The number of regions that delivered double-digit economic growth in the first half of this year plunged, and growth in some regions was dramatically below the year-earlier level, figures from provincial-level governments showed.
The local statistics offer a level of detail and insight into the economy that national figures do not provide.
Of the 27 provinces, municipalities and autonomous regions that have released first-half GDP data so far, only five managed to expand at a double-digit pace. In 2013, 15 out of 31 mainland regions posted growth rates above 10 percent.
Northern industrial hub Tianjin, which grew 12.5 percent in 2013 and led the nation, slowed to 10.6 percent in the first half. Chongqing in southwestern China led the nation with 10.9 percent GDP growth in the first half, but that pace was 1.4 percentage points slower than in 2013.
Some provinces experienced a sharp drop in growth. Hebei province in northern China, where the government is cutting steelmaking capacity, grew 5.8 percent in the first half, compared with 8.2 percent a year earlier. First-quarter growth was just 4.2 percent.
Coal-dependent Shanxi province expanded 6.1 percent in the first half, while it grew 8.9 percent in 2013.
Heilongjiang province in Northeast China, where just one large oilfield contributed more than half of the province's industrial output, was hit hard by decreased crude production. The province grew just 4.1 percent in the first quarter, the lowest level nationwide. It still has not released its first-half data. In 2013, it grew 8 percent.
All these three regions' economies are heavily reliant on natural resources, and their difficulties underscore the "limits of the traditional development path" and the "urgency to find a new growth model", said Xu Fengxian, a regional economics researcher with the Chinese Academy of Social Sciences, the top government think tank.
Their improvements in the second quarter still relied on expanded production and investment, he said.

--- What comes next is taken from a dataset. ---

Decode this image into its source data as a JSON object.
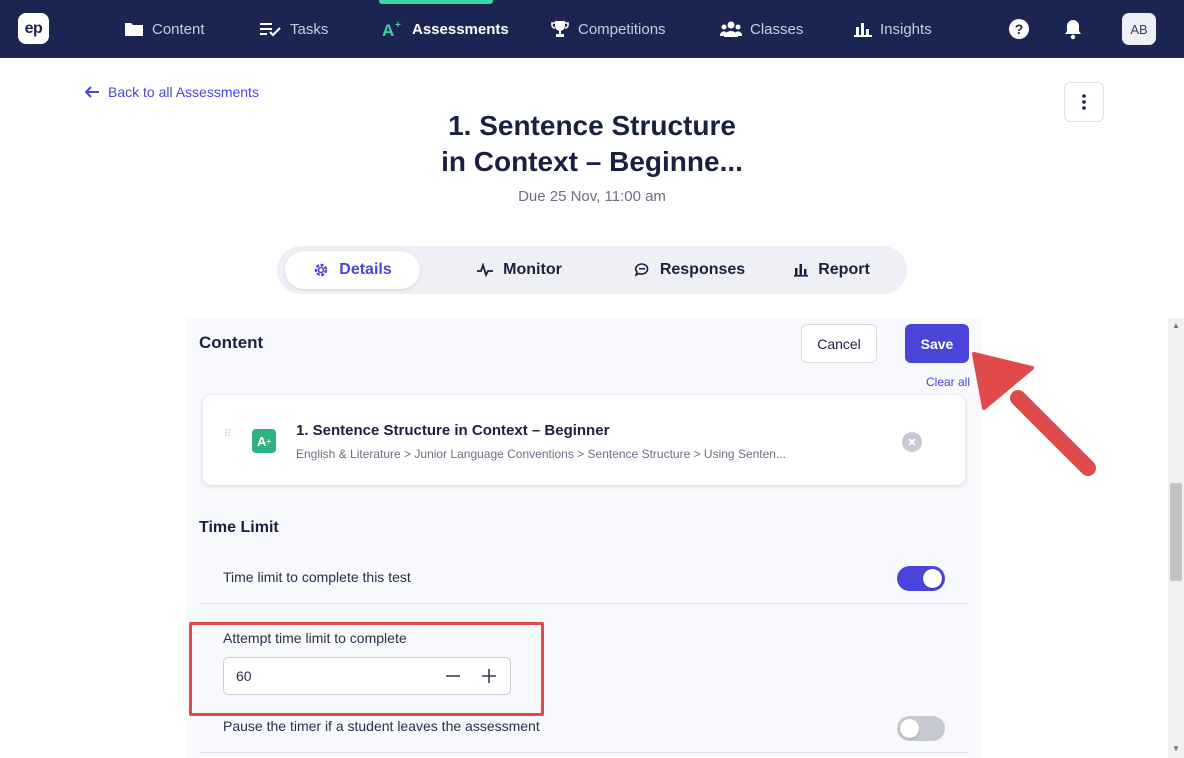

Twenty-one of the 27 regions that had reported first-half GDP figures as of Friday indicated a pickup in the second quarter, while four regions reported a slowdown-Tianjin, Anhui province, Xinjiang Uygur autonomous region and Jilin province.

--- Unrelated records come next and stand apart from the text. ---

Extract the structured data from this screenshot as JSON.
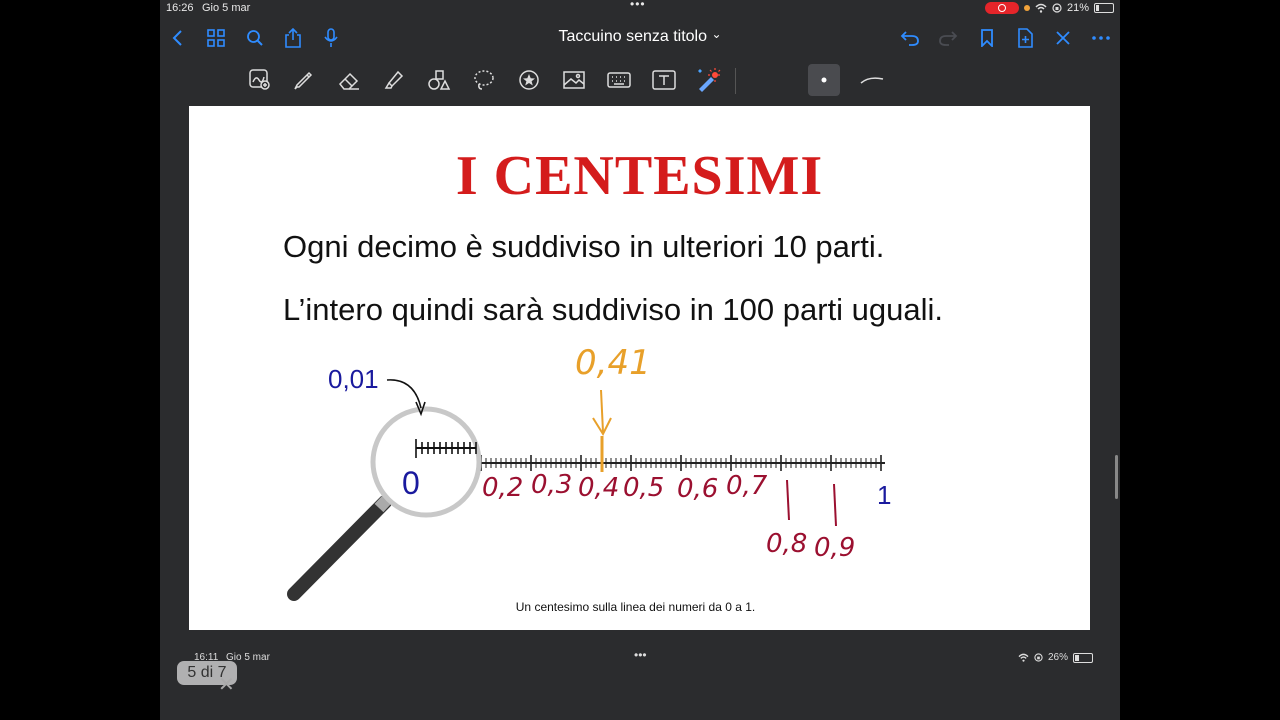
{
  "status_bar": {
    "time": "16:26",
    "date": "Gio 5 mar",
    "battery": "21%",
    "battery_level": 0.21
  },
  "nav": {
    "title": "Taccuino senza titolo",
    "title_chevron": "⌄"
  },
  "nav_icons": [
    "back-icon",
    "grid-icon",
    "search-icon",
    "share-icon",
    "mic-icon",
    "undo-icon",
    "redo-icon",
    "bookmark-icon",
    "add-page-icon",
    "close-icon",
    "more-icon"
  ],
  "tools": [
    "scan-icon",
    "pen-icon",
    "eraser-icon",
    "highlighter-icon",
    "shapes-icon",
    "lasso-icon",
    "sticker-icon",
    "image-icon",
    "keyboard-icon",
    "text-icon",
    "laser-pointer-icon"
  ],
  "slide": {
    "title": "I CENTESIMI",
    "line1": "Ogni decimo è suddiviso in ulteriori 10 parti.",
    "line2": "L’intero quindi sarà suddiviso in 100 parti uguali.",
    "magnifier_label": "0,01",
    "zero_label": "0",
    "one_label": "1",
    "handwritten_top": "0,41",
    "handwritten_labels": [
      "0,2",
      "0,3",
      "0,4",
      "0,5",
      "0,6",
      "0,7",
      "0,8",
      "0,9"
    ],
    "caption": "Un centesimo sulla linea dei numeri da 0 a 1."
  },
  "colors": {
    "title_red": "#d41c1c",
    "number_blue": "#1a1a9e",
    "ink_red": "#9b1030",
    "ink_orange": "#e8a02a",
    "accent_blue": "#2f8cff"
  },
  "bottom_status": {
    "time": "16:11",
    "date": "Gio 5 mar",
    "battery": "26%",
    "battery_level": 0.26
  },
  "page_indicator": "5 di 7"
}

"Both the national and provincial figures show a clear pickup, though the provincial ones more obviously so," said Xu Gao, chief economist at Everbright Securities Co.
Local governments have long reported numbers higher than national figures and "provincial governments still have an incentive to inflate the GDP figures", he said.
In response to slower growth, the regional governments are outlining stimulus plans. Hebei will invest 1.2 trillion yuan ($194 billion) in areas including railways, energy and housing, while Heilongjiang will spend more than 300 billion yuan over two years in areas including infrastructure and mining.
But Zhang Zhuoyuan, an economist who specializes in reform, said on Friday he worried that these local moves would only bolster governments' control over resources, a trend that goes against the reform direction laid out by the Third Plenum of the 18th Communist Party of China Central Committee in late 2013.
A separate report by the CASS showed in terms of development prospects, coastal regions such as Jiangsu and Zhejiang provinces still dominate the list. Between 2013 and 2014, Hebei's ranking in the list dropped from 13 to 23, the largest slide among regions. Shanxi and Heilongjiang also saw major declines.